Gurin Michael I, Xia Yuhe, Tarabanis Constantine, Goldberg Randal I, Knotts Robert J, Donnino Robert, Reyentovich Alex, Bernstein Scott, Jankelson Lior, Kushnir Alexander, Holmes Douglas, Spinelli Michael, Park David S, Barbhaiya Chirag R, Chinitz Larry A, Aizer Anthony
Leon H. Charney Division of Cardiology, NYU Langone Health, New York University Grossman School of Medicine, New York City, NY, United States of America.
Department of Population Health, New York University Grossman School of Medicine, New York City, NY, United States of America.
Am Heart J Plus. 2024 Jul 3;44:100421. doi: 10.1016/j.ahjo.2024.100421. eCollection 2024 Aug.
Catheter ablation (CA) for ventricular tachycardia (VT) can be a useful treatment strategy, however, few studies have compared CA to medical therapy (MT) in the sarcoidosis population.
To assess in-hospital outcomes and unplanned readmissions following CA for VT compared to MT in patients with sarcoidosis.

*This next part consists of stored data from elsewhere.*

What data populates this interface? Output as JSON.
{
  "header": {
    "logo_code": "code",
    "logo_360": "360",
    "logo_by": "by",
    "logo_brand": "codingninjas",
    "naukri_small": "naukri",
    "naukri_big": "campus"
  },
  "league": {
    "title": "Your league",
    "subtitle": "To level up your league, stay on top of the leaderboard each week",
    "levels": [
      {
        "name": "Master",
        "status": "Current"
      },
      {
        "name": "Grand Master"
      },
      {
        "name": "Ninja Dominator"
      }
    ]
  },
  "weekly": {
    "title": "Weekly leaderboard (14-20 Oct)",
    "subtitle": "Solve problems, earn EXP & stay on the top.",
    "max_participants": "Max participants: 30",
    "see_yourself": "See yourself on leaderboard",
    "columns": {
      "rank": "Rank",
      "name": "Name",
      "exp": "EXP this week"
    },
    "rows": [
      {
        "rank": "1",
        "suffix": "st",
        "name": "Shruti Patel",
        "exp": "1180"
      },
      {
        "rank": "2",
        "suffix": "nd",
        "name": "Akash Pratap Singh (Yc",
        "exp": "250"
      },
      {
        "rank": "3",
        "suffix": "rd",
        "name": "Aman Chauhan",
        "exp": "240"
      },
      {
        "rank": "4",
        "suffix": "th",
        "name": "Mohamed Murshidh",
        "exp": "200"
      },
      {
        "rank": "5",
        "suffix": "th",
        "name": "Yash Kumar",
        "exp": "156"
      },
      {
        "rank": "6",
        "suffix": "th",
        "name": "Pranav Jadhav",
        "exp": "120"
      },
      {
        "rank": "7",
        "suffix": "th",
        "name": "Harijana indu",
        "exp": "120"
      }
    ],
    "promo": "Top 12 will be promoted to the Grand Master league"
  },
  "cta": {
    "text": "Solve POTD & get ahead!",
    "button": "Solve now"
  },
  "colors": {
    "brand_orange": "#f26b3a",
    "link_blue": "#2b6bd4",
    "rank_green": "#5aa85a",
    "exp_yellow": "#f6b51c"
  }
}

Data was obtained from the Nationwide Readmissions Database between 2010 and 2019 to identify patients with sarcoidosis admitted for VT either undergoing CA or MT during elective and non-elective admission. Primary endpoints were a composite endpoint of inpatient mortality, cardiogenic shock, cardiac arrest and 30-day hospital readmissions. Procedural complications at index admission and causes of readmission were also identified.
Among 1581 patients, 1217 with sarcoidosis and VT underwent MT compared to 168 with CA during non-elective admission. 63 patients admitted electively underwent CA compared with 129 managed medically. There was no difference in the composite outcome for patients undergoing catheter ablation or medical therapy during both non-elective (9.0 % vs 12.0 %, = 0.312) and elective admission (3.2 % vs. 7.8 %, = 0.343). The most common cause of readmission were ventricular arrhythmias (VA) in both groups, however, those undergoing elective CA were less likely to be readmitted for VA compared to non-elective CA. The most common complication in the CA group was cardiac tamponade (4.8 %).
VT ablation is associated with similar rates of 30-day readmission compared to MT and does not confer increased risk of harm with respect to inpatient mortality, cardiogenic shock or cardiac arrest. Further research is warranted to determine if a subgroup of sarcoidosis patients admitted with VT are better served with an initial conservative management strategy followed by VT ablation.
导管消融术(CA)用于治疗室性心动过速(VT)可能是一种有效的治疗策略,然而,很少有研究在结节病患者中比较CA与药物治疗(MT)。
评估结节病患者中,CA治疗VT与MT相比的院内结局和非计划再入院情况。
从2010年至2019年的全国再入院数据库中获取数据,以识别因VT入院的结节病患者,这些患者在择期和非择期入院期间接受了CA或MT。主要终点是住院死亡率、心源性休克、心脏骤停和30天再入院的复合终点。还确定了首次入院时的手术并发症和再入院原因。
在1581例患者中,1217例结节病合并VT患者在非择期入院期间接受了MT,168例接受了CA。63例择期入院患者接受了CA,129例接受了药物治疗。在非择期(9.0%对12.0%,P = 0.312)和择期入院(3.2%对7.8%,P = 0.343)期间,接受导管消融或药物治疗的患者的复合结局没有差异。两组再入院的最常见原因都是室性心律失常(VA),然而,与非择期CA相比,接受择期CA的患者因VA再入院的可能性较小。CA组最常见的并发症是心包填塞(4.8%)。
与MT相比,VT消融术的30天再入院率相似,并且在住院死亡率、心源性休克或心脏骤停方面不会增加伤害风险。有必要进一步研究以确定,对于因VT入院的结节病患者亚组,初始采用保守管理策略随后进行VT消融是否更有益。